Кажется, никто в кафе не узнает в этой изящной женщине с длинными седыми волосами вдову Джейкоба Финч-Боннера, на редкость одаренного писателя – его второй роман, «Сорока», стал международным бестселлером, экранизацию которого возглавил Стивен Спилберг, – неожиданно покончившего с собой всего за несколько месяцев до выхода в свет его последнего романа «Промах». Но с чего бы кому-то ее узнавать? Уильямс-Боннер не стремилась к личному признанию ни до, ни после смерти своего мужа. В прошлом году она добросовестно провела несколько месяцев в книжном туре, представляя читателям «Промах» Боннера, что он, разумеется, сделал бы сам, если был бы жив, но боˆльшую часть времени она проводила в своей нью-йоркской квартире, обжитой когда-то вдвоем с мужем. Дело в том, что она была занята собственным литературным творчеством.
– Поверьте, я и сама немало удивлена, – признается Уильямс-Боннер журналистке.
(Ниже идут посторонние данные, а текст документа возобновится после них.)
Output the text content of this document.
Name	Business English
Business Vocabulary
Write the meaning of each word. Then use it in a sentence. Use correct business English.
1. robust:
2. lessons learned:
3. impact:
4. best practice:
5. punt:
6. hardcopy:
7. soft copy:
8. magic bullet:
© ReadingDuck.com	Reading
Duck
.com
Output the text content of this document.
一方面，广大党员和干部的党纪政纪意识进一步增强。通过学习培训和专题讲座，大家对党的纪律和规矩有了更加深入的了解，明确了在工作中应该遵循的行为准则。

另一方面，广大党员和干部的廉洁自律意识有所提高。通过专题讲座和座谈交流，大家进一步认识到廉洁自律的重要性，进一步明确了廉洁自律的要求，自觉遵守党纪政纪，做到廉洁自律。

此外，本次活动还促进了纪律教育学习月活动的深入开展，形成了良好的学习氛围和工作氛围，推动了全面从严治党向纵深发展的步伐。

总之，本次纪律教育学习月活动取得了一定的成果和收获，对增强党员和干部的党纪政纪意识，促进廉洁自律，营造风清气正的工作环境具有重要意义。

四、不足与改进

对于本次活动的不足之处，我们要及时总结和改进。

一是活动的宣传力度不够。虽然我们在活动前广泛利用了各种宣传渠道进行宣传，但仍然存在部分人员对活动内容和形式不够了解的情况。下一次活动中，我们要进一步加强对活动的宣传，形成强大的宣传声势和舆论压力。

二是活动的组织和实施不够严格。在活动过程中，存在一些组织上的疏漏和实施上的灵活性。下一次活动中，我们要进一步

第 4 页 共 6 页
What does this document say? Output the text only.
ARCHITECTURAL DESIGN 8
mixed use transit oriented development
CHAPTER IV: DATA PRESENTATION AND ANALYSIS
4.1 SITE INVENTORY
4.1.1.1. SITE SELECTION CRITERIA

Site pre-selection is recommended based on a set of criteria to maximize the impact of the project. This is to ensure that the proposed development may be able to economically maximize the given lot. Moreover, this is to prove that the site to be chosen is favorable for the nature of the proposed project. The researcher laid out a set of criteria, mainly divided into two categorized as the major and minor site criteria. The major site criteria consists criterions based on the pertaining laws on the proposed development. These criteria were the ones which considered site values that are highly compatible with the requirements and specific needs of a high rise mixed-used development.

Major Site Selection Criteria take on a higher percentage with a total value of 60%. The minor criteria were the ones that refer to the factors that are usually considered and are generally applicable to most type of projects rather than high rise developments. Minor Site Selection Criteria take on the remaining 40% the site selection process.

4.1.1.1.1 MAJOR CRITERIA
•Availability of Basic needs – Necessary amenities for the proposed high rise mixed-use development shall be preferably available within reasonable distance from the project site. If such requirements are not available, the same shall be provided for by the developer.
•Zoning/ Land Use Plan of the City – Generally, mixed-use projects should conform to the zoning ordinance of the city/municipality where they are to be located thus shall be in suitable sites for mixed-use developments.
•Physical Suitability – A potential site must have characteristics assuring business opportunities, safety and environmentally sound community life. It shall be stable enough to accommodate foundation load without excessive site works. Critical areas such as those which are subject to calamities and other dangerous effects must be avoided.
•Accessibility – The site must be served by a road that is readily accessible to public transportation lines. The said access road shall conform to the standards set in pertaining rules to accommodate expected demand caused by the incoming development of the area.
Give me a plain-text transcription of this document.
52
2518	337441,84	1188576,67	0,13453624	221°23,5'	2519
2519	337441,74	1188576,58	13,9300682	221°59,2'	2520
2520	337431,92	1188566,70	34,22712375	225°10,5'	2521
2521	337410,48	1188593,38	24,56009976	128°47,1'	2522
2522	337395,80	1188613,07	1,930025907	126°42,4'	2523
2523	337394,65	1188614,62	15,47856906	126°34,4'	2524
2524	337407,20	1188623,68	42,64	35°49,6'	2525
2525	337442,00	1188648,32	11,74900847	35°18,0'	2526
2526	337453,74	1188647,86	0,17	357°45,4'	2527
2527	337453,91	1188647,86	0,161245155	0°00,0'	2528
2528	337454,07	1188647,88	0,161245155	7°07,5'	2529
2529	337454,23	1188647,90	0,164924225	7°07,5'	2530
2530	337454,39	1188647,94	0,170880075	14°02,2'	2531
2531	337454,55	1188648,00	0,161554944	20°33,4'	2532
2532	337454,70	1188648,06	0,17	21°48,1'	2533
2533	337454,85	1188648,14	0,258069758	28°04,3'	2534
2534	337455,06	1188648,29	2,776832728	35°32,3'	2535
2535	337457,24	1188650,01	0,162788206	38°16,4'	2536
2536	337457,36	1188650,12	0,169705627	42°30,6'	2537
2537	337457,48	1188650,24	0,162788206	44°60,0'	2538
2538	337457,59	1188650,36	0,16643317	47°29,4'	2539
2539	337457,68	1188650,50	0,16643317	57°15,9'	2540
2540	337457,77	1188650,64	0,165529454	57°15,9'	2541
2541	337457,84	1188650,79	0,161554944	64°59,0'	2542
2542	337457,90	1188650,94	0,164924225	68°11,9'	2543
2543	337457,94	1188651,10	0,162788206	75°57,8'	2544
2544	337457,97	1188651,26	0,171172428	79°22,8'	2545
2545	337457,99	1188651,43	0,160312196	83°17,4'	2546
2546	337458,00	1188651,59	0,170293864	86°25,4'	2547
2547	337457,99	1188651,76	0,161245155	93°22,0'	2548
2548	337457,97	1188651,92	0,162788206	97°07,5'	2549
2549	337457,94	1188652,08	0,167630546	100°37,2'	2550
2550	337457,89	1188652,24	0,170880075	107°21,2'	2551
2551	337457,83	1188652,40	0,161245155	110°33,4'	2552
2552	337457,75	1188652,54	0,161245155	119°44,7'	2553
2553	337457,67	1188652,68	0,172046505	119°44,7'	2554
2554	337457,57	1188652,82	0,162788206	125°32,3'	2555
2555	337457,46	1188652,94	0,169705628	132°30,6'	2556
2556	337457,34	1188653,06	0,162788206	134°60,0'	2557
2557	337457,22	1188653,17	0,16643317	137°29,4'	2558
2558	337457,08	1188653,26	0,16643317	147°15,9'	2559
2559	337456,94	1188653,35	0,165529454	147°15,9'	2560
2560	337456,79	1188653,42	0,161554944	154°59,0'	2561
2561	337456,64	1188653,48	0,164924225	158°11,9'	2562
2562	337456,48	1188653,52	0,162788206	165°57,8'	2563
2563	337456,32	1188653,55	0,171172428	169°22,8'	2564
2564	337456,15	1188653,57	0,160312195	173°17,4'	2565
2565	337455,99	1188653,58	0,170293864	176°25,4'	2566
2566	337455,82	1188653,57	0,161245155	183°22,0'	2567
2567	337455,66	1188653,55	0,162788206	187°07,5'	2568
В прошлом продюсер на радио в Сиэтле (с мужем они познакомились, когда он пришел на передачу, которую она продюсировала), Уильямс-Боннер утверждает, что никогда не стремилась к писательству и никогда не посещала писательских курсов при Университете Вашингтона, где она изучала связи с общественностью.
– Конечно, у меня были любимые авторы. Джейн Остин и Шарлотта Бронте, Маргарет Этвуд, Тони Моррисон. И живя в Сиэтле, я всегда с удовольствием читала Марию Семпл и Нэнси Перл. Но мне просто не приходило в голову, что я тоже могла бы написать роман. Между нами с Джейком ни разу не заходил разговор о том, что я тоже способна на это.
Сразу после сказанного она как будто спохватывается, бросая взгляд на журналистку, сидящую напротив, словно спрашивая, не будет ли это воспринято как упрек в адрес ее покойного мужа.